Objective: The purposes of this study were to examine the direct costs associated with Medicare's 2005-2007 “Demonstration of Expanded Coverage of Chiropractic Services” (Demonstration) and their drivers, to explore practice pattern variation during the Demonstration, and to describe scenarios of cost implications had provider behavior and benefit coverage been different.
Methods: Using Medicare Part B data from April 1, 2005, and March 31, 2007, and 2004 Rural Urban Continuum Codes, we conducted a retrospective analysis of traditionally reimbursed and expanded chiropractic services provided to patients aged 65 to 99 years who had a neuromusculoskeletal condition. We compared chiropractic care costs, supply, and utilization patterns for the 2-year periods before, during, and after the Demonstration for 5 Chicago area counties that participated in the Demonstration to those for 6 other county aggregations—urban or rural counties that participated in the Demonstration; were designated comparison counties during the Demonstration; or were neither participating nor comparison counties during the Demonstration.
Results: When compared with other groups, doctors of chiropractic in 1 region (Chicago area counties) billed more aggressively for expanded services and were reimbursed significantly more for traditionally reimbursed chiropractic services provided before, during, and after the Demonstration.
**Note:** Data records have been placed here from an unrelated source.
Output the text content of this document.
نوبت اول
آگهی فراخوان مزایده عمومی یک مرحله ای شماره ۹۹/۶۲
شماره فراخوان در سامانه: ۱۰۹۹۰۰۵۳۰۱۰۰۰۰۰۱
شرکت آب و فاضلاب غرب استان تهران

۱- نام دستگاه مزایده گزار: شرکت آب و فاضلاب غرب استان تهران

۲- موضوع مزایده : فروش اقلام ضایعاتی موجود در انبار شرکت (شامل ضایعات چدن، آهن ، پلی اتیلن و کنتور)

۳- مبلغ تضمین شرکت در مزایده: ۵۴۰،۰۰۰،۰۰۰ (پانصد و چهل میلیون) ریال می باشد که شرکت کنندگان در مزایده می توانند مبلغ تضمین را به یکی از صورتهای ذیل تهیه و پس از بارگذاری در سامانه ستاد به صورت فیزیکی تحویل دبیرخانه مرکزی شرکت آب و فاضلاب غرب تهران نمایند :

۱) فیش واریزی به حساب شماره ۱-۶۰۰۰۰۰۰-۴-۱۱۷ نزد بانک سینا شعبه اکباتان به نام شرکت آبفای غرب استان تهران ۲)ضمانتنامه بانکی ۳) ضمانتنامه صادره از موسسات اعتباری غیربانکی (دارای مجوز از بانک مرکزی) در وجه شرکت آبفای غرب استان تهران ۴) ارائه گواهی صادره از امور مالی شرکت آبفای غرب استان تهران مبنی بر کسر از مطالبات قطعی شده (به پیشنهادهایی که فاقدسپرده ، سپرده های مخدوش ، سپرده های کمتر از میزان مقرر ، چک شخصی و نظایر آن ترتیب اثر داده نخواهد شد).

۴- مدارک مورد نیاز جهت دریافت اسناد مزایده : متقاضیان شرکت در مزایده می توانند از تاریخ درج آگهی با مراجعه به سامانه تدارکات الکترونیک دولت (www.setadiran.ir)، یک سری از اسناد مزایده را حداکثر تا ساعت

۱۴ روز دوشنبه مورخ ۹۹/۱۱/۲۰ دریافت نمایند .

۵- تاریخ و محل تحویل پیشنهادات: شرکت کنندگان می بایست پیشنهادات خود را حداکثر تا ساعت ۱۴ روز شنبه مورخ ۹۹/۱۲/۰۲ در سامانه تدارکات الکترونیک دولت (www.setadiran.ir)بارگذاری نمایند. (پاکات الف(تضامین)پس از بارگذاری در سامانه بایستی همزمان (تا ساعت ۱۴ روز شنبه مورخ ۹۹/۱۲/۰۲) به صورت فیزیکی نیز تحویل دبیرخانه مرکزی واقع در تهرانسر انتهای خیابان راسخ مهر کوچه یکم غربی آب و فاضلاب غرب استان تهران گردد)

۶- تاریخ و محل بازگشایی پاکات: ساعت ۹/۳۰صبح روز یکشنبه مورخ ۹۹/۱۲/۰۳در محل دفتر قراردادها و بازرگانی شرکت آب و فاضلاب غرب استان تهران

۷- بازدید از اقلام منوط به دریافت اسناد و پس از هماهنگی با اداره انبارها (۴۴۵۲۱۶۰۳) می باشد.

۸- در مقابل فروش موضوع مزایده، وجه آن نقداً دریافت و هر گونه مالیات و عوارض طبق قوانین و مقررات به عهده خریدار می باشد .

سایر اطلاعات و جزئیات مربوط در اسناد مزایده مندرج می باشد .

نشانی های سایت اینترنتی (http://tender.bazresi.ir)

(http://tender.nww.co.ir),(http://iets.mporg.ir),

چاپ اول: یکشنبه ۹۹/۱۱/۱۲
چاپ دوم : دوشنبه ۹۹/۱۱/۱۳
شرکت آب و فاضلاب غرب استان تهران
Costs would have been substantially lower had doctors of chiropractic in this 1 region had responded similarly to those in other demonstration counties.
Conclusion: We found widespread geographic variation in practice behavior and patterns. Our findings suggest that Medicare might reduce the risk of accelerated costs associated with the introduction of a new benefit by applying appropriate limits to the frequency of use and overall costs of those benefits, particularly in highly competitive markets.